Introduction

Presentation

Pastec is an open source index and search engine for image recognition based on OpenCV. It can recognize flat objects such as covers, packaged goods or artworks. It has however not been designed to recognize faces, 3D objects or barcodes and QR codes.

Pastec can be, for example, used to recognize DVD covers in a mobile app or detect near duplicate images in a big database.

Pastec do not store the pixels of the images in its database. It stores the features of each image thanks to the technique of the visual words.

Intellectual property

Pastec is only based on the free packages of OpenCV that are available for commercial purposes. You should therefore be free to use Pastec without paying any patent licence.

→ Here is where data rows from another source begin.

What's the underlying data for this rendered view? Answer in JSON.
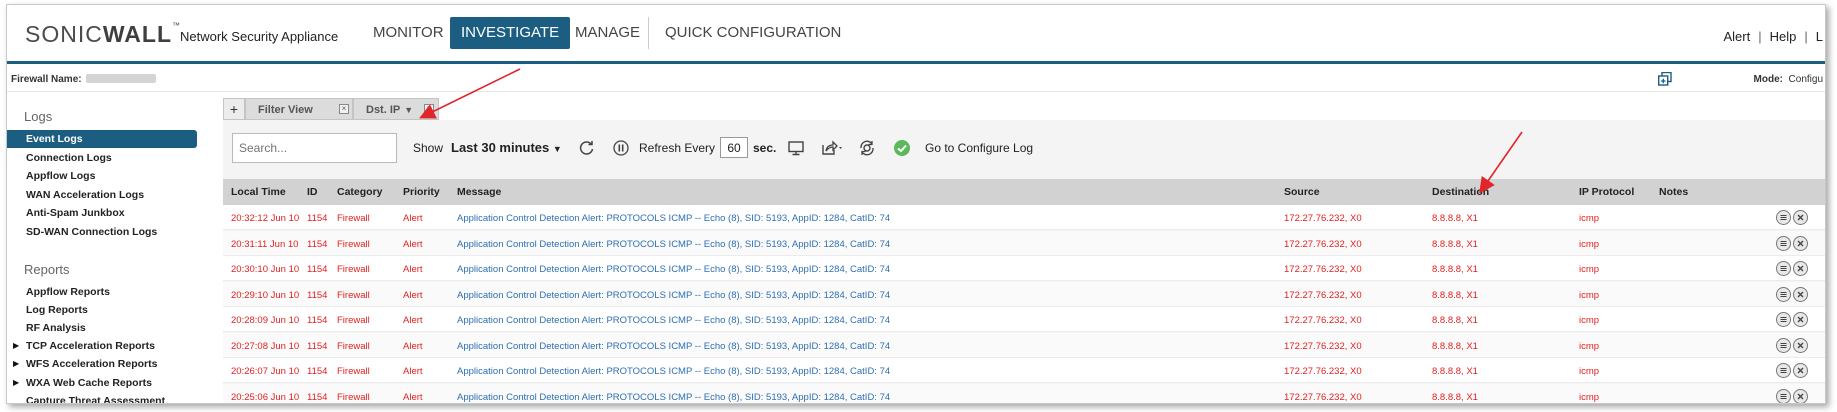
{
  "brand": {
    "logo_light": "SONIC",
    "logo_bold": "WALL",
    "logo_mark": "™",
    "product": "Network Security Appliance"
  },
  "nav": {
    "tabs": [
      {
        "label": "MONITOR"
      },
      {
        "label": "INVESTIGATE",
        "active": true
      },
      {
        "label": "MANAGE"
      },
      {
        "label": "QUICK CONFIGURATION"
      }
    ],
    "links": [
      "Alert",
      "Help",
      "L"
    ]
  },
  "firewall": {
    "label": "Firewall Name:",
    "mode_label": "Mode:",
    "mode_value": "Configu"
  },
  "sidebar": {
    "logs_heading": "Logs",
    "logs": [
      "Event Logs",
      "Connection Logs",
      "Appflow Logs",
      "WAN Acceleration Logs",
      "Anti-Spam Junkbox",
      "SD-WAN Connection Logs"
    ],
    "reports_heading": "Reports",
    "reports": [
      "Appflow Reports",
      "Log Reports",
      "RF Analysis",
      "TCP Acceleration Reports",
      "WFS Acceleration Reports",
      "WXA Web Cache Reports",
      "Capture Threat Assessment"
    ]
  },
  "filterbar": {
    "plus": "+",
    "chips": [
      "Filter View",
      "Dst. IP"
    ]
  },
  "toolbar": {
    "search_placeholder": "Search...",
    "show_label": "Show",
    "time_range": "Last 30 minutes",
    "refresh_label": "Refresh Every",
    "refresh_value": "60",
    "refresh_unit": "sec.",
    "configure_link": "Go to Configure Log"
  },
  "table": {
    "columns": [
      "Local Time",
      "ID",
      "Category",
      "Priority",
      "Message",
      "Source",
      "Destination",
      "IP Protocol",
      "Notes"
    ],
    "rows": [
      {
        "time": "20:32:12 Jun 10",
        "id": "1154",
        "category": "Firewall",
        "priority": "Alert",
        "message": "Application Control Detection Alert: PROTOCOLS ICMP -- Echo (8), SID: 5193, AppID: 1284, CatID: 74",
        "source": "172.27.76.232, X0",
        "destination": "8.8.8.8, X1",
        "protocol": "icmp"
      },
      {
        "time": "20:31:11 Jun 10",
        "id": "1154",
        "category": "Firewall",
        "priority": "Alert",
        "message": "Application Control Detection Alert: PROTOCOLS ICMP -- Echo (8), SID: 5193, AppID: 1284, CatID: 74",
        "source": "172.27.76.232, X0",
        "destination": "8.8.8.8, X1",
        "protocol": "icmp"
      },
      {
        "time": "20:30:10 Jun 10",
        "id": "1154",
        "category": "Firewall",
        "priority": "Alert",
        "message": "Application Control Detection Alert: PROTOCOLS ICMP -- Echo (8), SID: 5193, AppID: 1284, CatID: 74",
        "source": "172.27.76.232, X0",
        "destination": "8.8.8.8, X1",
        "protocol": "icmp"
      },
      {
        "time": "20:29:10 Jun 10",
        "id": "1154",
        "category": "Firewall",
        "priority": "Alert",
        "message": "Application Control Detection Alert: PROTOCOLS ICMP -- Echo (8), SID: 5193, AppID: 1284, CatID: 74",
        "source": "172.27.76.232, X0",
        "destination": "8.8.8.8, X1",
        "protocol": "icmp"
      },
      {
        "time": "20:28:09 Jun 10",
        "id": "1154",
        "category": "Firewall",
        "priority": "Alert",
        "message": "Application Control Detection Alert: PROTOCOLS ICMP -- Echo (8), SID: 5193, AppID: 1284, CatID: 74",
        "source": "172.27.76.232, X0",
        "destination": "8.8.8.8, X1",
        "protocol": "icmp"
      },
      {
        "time": "20:27:08 Jun 10",
        "id": "1154",
        "category": "Firewall",
        "priority": "Alert",
        "message": "Application Control Detection Alert: PROTOCOLS ICMP -- Echo (8), SID: 5193, AppID: 1284, CatID: 74",
        "source": "172.27.76.232, X0",
        "destination": "8.8.8.8, X1",
        "protocol": "icmp"
      },
      {
        "time": "20:26:07 Jun 10",
        "id": "1154",
        "category": "Firewall",
        "priority": "Alert",
        "message": "Application Control Detection Alert: PROTOCOLS ICMP -- Echo (8), SID: 5193, AppID: 1284, CatID: 74",
        "source": "172.27.76.232, X0",
        "destination": "8.8.8.8, X1",
        "protocol": "icmp"
      },
      {
        "time": "20:25:06 Jun 10",
        "id": "1154",
        "category": "Firewall",
        "priority": "Alert",
        "message": "Application Control Detection Alert: PROTOCOLS ICMP -- Echo (8), SID: 5193, AppID: 1284, CatID: 74",
        "source": "172.27.76.232, X0",
        "destination": "8.8.8.8, X1",
        "protocol": "icmp"
      }
    ]
  },
  "colors": {
    "accent": "#1c5d82",
    "alert_red": "#e32020",
    "message_blue": "#2e6fb2",
    "annotation_arrow": "#e0262b"
  }
}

More precisely, Pastec uses the patent-free ORB descriptor and not the well-know SIFT and SURF descriptors that are patented.

Setup

Compilation

Dependancies

To be compiled, Pastec requires OpenCV, jsoncpp and libmicrohttpd. On Ubuntu 14.10, those package can be installed using the following command:

sudo apt-get install libopencv-dev libmicrohttpd-dev libjsoncpp-dev

If you are using another distribution or operating system, you may have to compile them yourself.

Building

Pastec uses cmake as build system. You also need Git to get the source code. On Ubuntu, they can be installed using the following command:

sudo apt-get install cmake git

To compile Pastec, first get the sources with the following command:

git clone https://github.com/Visu4link/pastec.git
cd pastec

Then create a compilation folder:

mkdir build

Go to this subdirectory and run cmake:

cd build
cmake ../

Finally, run make to compile Pastec:

make

Running

To start Pastec, just run the pastec executable. It takes as mandatory argument the path to a file containing a list of ORB visual words. For now, please use this file visualWordsORB.dat. Next Pastec releases will contain tools that will allow you to generate your own list of visual words.

./pastec visualWordsORB.dat
The default port pastec listens for the REST API is 4212. You can set an other port with the -p argument. You can also give a path to an index file to load with the -i argument.

API

HTTP API

Pastec can be controlled using a simple HTTP API. By default, it listens to the 4212 port but you can change this using the -p argument.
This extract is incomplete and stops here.